Трудно удержаться от того, чтобы не повторить еще раз его слова о величайшей из революций: «Лучшие умы ясно предвидели ее...»

Ольга Ларионова ДОТЯНУТЬ ДО ОКЕАНА

«Начальнику Усть-Чаринского космодрома. Срочно обеспечить аварийный прием экспериментального космолета «Антилор». На корабле неисправен энергораспределитель. Тормозные устройства, основные и дублирующие, не получают полной мощности. По-видимому, в том же режиме работают генераторы защитного поля. При вхождении корабля в плотные слои атмосферы связь с ним прервалась. В силу сложившейся чрезвычайной ситуации срочно ввести в действие все системы слежения и коррекции посадки. Первый каскад гравитационных ловушек космодрома включить при вхождении корабля в зону Кабактана, основные каскады - за тридцать секунд до пересечения Джикимдинской дуги. Начальникам Оттохской и Куду-Кюельской энергостанций подключить все резервные мощности к энергоприемникам космодрома. Старший координатор околоземельных трасс Дан Феврие».
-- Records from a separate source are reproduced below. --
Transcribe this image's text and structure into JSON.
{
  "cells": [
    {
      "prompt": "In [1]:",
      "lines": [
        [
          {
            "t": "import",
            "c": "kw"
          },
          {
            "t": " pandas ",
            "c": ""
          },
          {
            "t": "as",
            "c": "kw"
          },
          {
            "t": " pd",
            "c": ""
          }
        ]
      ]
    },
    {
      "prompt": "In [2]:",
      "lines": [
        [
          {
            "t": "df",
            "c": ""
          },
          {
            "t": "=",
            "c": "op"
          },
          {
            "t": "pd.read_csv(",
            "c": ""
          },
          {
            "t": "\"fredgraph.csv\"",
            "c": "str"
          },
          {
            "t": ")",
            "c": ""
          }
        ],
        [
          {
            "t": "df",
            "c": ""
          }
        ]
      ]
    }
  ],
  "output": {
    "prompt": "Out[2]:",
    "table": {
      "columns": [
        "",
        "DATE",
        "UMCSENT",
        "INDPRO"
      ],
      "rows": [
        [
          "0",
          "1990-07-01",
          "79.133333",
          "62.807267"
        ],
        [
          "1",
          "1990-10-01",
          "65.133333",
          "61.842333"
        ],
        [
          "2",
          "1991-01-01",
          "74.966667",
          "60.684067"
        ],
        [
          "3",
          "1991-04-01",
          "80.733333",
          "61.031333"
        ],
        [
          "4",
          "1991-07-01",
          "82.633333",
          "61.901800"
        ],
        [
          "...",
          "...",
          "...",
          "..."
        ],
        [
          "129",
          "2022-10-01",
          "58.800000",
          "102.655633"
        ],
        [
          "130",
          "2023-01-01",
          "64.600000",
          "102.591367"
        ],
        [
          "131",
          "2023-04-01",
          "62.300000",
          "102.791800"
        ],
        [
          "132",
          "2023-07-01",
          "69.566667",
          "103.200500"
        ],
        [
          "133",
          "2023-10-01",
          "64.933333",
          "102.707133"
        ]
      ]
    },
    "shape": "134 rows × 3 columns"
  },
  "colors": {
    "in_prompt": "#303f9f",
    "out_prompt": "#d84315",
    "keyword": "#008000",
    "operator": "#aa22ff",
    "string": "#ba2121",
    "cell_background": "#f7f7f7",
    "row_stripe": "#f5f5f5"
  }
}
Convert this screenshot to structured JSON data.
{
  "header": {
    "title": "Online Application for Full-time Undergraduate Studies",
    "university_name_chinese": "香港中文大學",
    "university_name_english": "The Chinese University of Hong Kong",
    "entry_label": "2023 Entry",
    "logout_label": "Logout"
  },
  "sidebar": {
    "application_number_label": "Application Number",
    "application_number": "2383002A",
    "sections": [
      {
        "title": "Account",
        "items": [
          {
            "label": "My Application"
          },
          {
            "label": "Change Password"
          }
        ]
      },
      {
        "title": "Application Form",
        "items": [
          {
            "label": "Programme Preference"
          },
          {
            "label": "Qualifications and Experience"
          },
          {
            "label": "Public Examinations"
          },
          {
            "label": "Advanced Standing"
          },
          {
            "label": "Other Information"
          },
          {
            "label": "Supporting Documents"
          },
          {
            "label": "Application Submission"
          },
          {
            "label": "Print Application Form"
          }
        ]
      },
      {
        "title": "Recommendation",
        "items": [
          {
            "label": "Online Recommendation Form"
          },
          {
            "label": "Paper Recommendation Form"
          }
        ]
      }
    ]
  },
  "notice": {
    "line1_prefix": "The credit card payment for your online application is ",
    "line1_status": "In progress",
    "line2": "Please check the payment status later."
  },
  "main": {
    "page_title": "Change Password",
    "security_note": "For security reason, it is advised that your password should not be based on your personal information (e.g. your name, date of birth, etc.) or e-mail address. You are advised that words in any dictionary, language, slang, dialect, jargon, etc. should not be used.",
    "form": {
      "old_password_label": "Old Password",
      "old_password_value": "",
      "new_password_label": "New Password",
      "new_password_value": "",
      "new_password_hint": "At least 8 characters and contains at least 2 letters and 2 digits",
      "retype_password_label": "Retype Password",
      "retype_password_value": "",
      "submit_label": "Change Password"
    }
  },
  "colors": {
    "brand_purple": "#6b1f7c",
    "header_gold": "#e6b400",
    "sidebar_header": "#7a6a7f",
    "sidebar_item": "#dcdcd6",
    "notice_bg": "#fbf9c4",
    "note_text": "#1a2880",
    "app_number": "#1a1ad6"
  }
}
Кончив диктовать, он отошел от передатчика и положил ладони на тепловатую поверхность малого горизонтального экрана. Под его пальцами замерла, словно пойманная и затаившаяся, нечеткая световая точка - «Антилор». А еще ниже, в глубине толстого органического стекла, медленно плыло, подползая под светящуюся точку, изображение земной поверхности. В правом верхнем углу мерно мигал счетчик высоты, неуклонно сбрасывая цифры. Все было так, как в самом обычном, рядовом рейсе...

- Фонограмму можно было не посылать, - проговорил у него за спиной Роборовский. - Самый крайний вынос ловушек - в Черендее. Но они пройдут много западнее.
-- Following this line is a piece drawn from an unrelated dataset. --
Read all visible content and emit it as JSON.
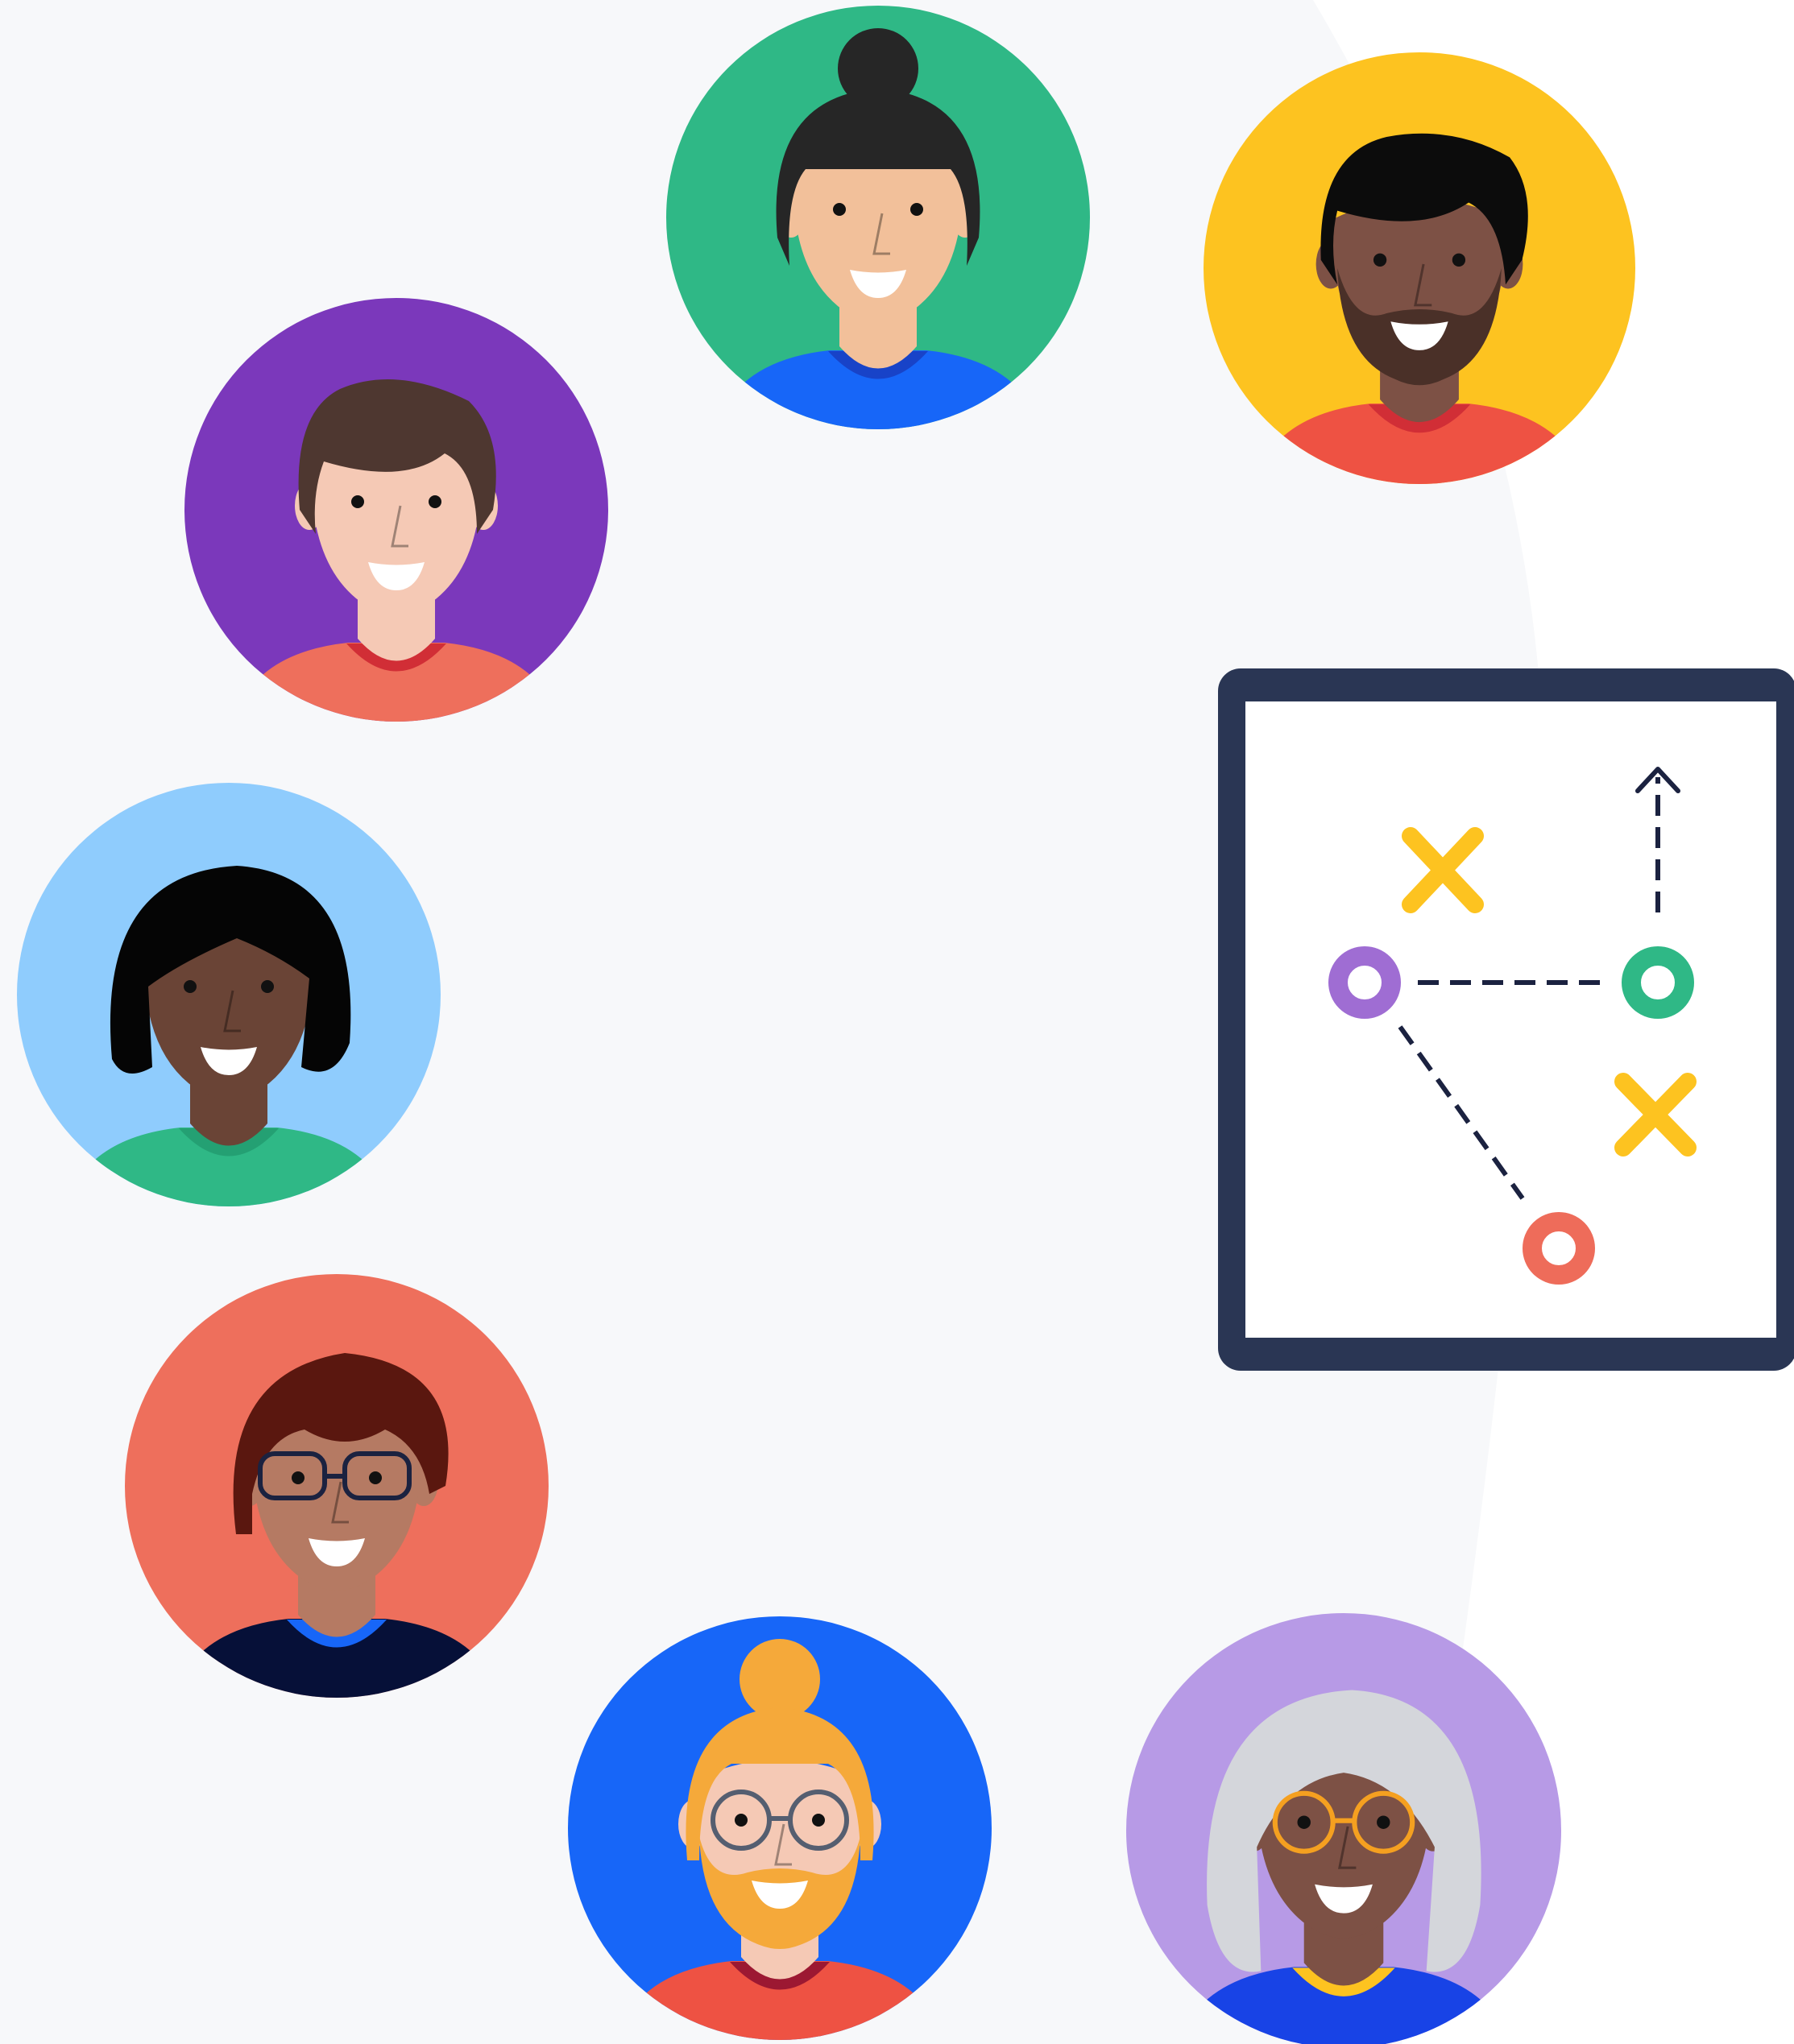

Феврие не ответил. Перед Роборовским был пульт, на котором вычислительные машины уже проложили курс до самого океана. Но и по маленькому экрану непосредственного слежения Феврие понял, где пройдет «Антилор». Он это понял прежде, чем начал диктовать фонограмму. И все-таки он диктовал, потому что еще надеялся.

- Один маневр, маленький, едва заметный маневр... - он и не заметил, как произнес это вслух.

Роборовский оттопырил нижнюю губу и с шумом продохнул воздух сквозь стиснутые зубы. Он не первый год работал вместе с Феврие, и каждый раз, когда что-нибудь случалось, он начинал прямо-таки ненавидеть Феврие - его выводила из себя гипертрофированная способность Феврие казниться за любую ошибку, в которой была хотя бы стотысячная доля его вины. И вот сейчас, когда стало ясно, что на пути «Антилора», нет ни одной зоны гравитационного перехвата - ни краешка зоны! - он представлял себе, как жестоко и бесполезно мучается старший координатор, мучается от того, что был в числе тех, кто разрешил посадку на Землю этого удивительного корабля. Роборовский тоже дал согласие на приземление «Антилора», и теперь единственное, о чем он позволял себе думать, - это то, что, слава богу, им вместе с Феврие удалось настоять на своем и заблаговременно переправить на базу весь экипаж корабля, исключая тех, без кого осуществить посадку было практически невозможно, - то есть командира, первого пилота и старшего механика.

- Каких-нибудь четыре градуса на норд-ост... - не унимался Феврие.

Первого пилота Роборовский знал хорошо. Собственно говоря, он

знал его не хуже, чем любого другого, - он вообще знал каждого человека, которому доверял выход в большой космос. Каждого - как бы это ни казалось невероятным. И если сейчас Оратов не делает ничего, чтобы войти в зону перехвата, - значит, корабль больше не способен маневрировать, и сам Феврие, будь он на месте Оратова, не смог бы ничего сделать.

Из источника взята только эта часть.